Walt is now hip to the meet and confer standards …
Re: Meet and confer
Gus:
I am writing to bring an issue to you regarding your responses to my client’s discovery requests. Specifically, you objected to Request for Production No. 3 on the basis that it is “irrelevant and not reasonably calculated to lead to admissible evidence.” As you know, your client sued XYZ Corp. claiming he was wrongfully terminated. Mr. Jones, your client’s best friend, testified in his deposition that he saw a list that your client wrote up titled, “Scheme to take money from XYZ by claiming I was wrongfully terminated.” We think that document is relevant and should be produced.
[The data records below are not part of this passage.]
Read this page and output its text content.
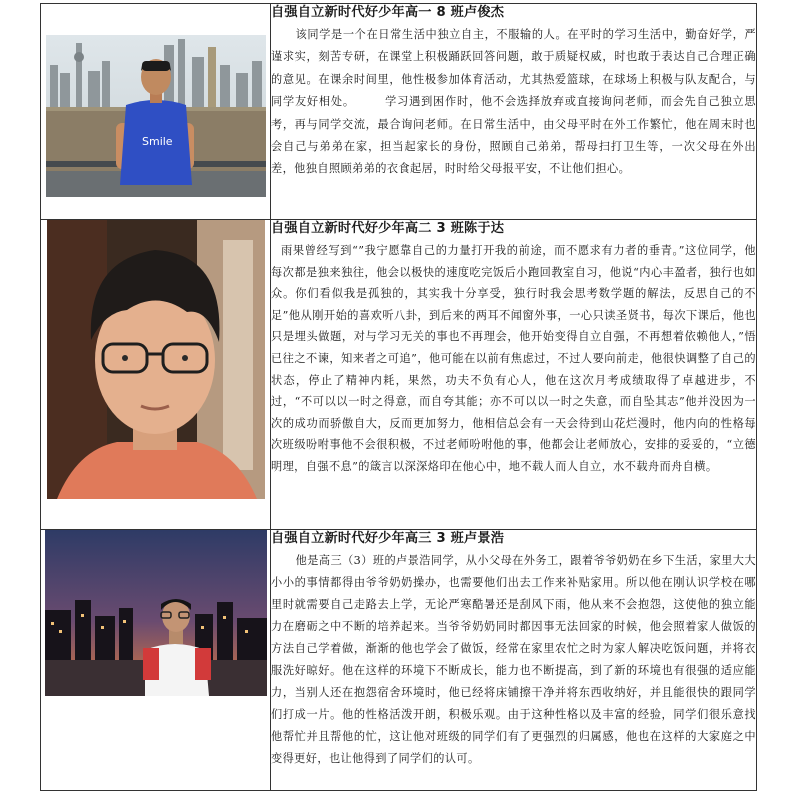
Smile	自强自立新时代好少年高一 8 班卢俊杰

该同学是一个在日常生活中独立自主，不服输的人。在平时的学习生活中，勤奋好学，严谨求实，刻苦专研，在课堂上积极踊跃回答问题，敢于质疑权威，时也敢于表达自己合理正确的意见。在课余时间里，他性极参加体育活动，尤其热爱篮球，在球场上积极与队友配合，与同学友好相处。　　　学习遇到困作时，他不会选择放弃或直接询问老师，而会先自己独立思考，再与同学交流，最合询问老师。在日常生活中，由父母平时在外工作繁忙，他在周末时也会自己与弟弟在家，担当起家长的身份，照顾自己弟弟，帮母扫打卫生等，一次父母在外出差，他独自照顾弟弟的衣食起居，时时给父母报平安，不让他们担心。

自强自立新时代好少年高二 3 班陈于达

雨果曾经写到“”我宁愿靠自己的力量打开我的前途，而不愿求有力者的垂青。”这位同学，他每次都是独来独往，他会以极快的速度吃完饭后小跑回教室自习，他说“内心丰盈者，独行也如众。你们看似我是孤独的，其实我十分享受，独行时我会思考数学题的解法，反思自己的不足”他从刚开始的喜欢听八卦，到后来的两耳不闻窗外事，一心只读圣贤书，每次下课后，他也只是埋头做题，对与学习无关的事也不再理会，他开始变得自立自强，不再想着依赖他人，”悟已往之不谏，知来者之可追”，他可能在以前有焦虑过，不过人要向前走，他很快调整了自己的状态，停止了精神内耗，果然，功夫不负有心人，他在这次月考成绩取得了卓越进步，不过，“不可以以一时之得意，而自夸其能；亦不可以以一时之失意，而自坠其志”他并没因为一次的成功而骄傲自大，反而更加努力，他相信总会有一天会待到山花烂漫时，他内向的性格每次班级吩咐事他不会很积极，不过老师吩咐他的事，他都会让老师放心，安排的妥妥的，“立德明理，自强不息”的箴言以深深烙印在他心中，地不载人而人自立，水不载舟而舟自横。

自强自立新时代好少年高三 3 班卢景浩

他是高三（3）班的卢景浩同学，从小父母在外务工，跟着爷爷奶奶在乡下生活，家里大大小小的事情都得由爷爷奶奶操办，也需要他们出去工作来补贴家用。所以他在刚认识学校在哪里时就需要自己走路去上学，无论严寒酷暑还是刮风下雨，他从来不会抱怨，这使他的独立能力在磨砺之中不断的培养起来。当爷爷奶奶同时都因事无法回家的时候，他会照着家人做饭的方法自己学着做，渐渐的他也学会了做饭，经常在家里农忙之时为家人解决吃饭问题，并将衣服洗好晾好。他在这样的环境下不断成长，能力也不断提高，到了新的环境也有很强的适应能力，当别人还在抱怨宿舍环境时，他已经将床铺擦干净并将东西收纳好，并且能很快的跟同学们打成一片。他的性格活泼开朗，积极乐观。由于这种性格以及丰富的经验，同学们很乐意找他帮忙并且帮他的忙，这让他对班级的同学们有了更强烈的归属感，他也在这样的大家庭之中变得更好，也让他得到了同学们的认可。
Please consider this matter and let’s have a call to discuss. I am available on Monday and Tuesday of next week between 9:00 a.m. and 3:30 p.m. Just let me know what time works for you. Thanks.
Walt
Gus reviewed the email. Sounded reasonable enough …
Walt,
Let’s do it at 10:15 Monday morning … You call me.
By the way, have you ever wondered why those signs in public restrooms that say “Employees must wash their hands,” don’t say that “Everybody must wash their hands”? Just a thought. Talk to you Monday.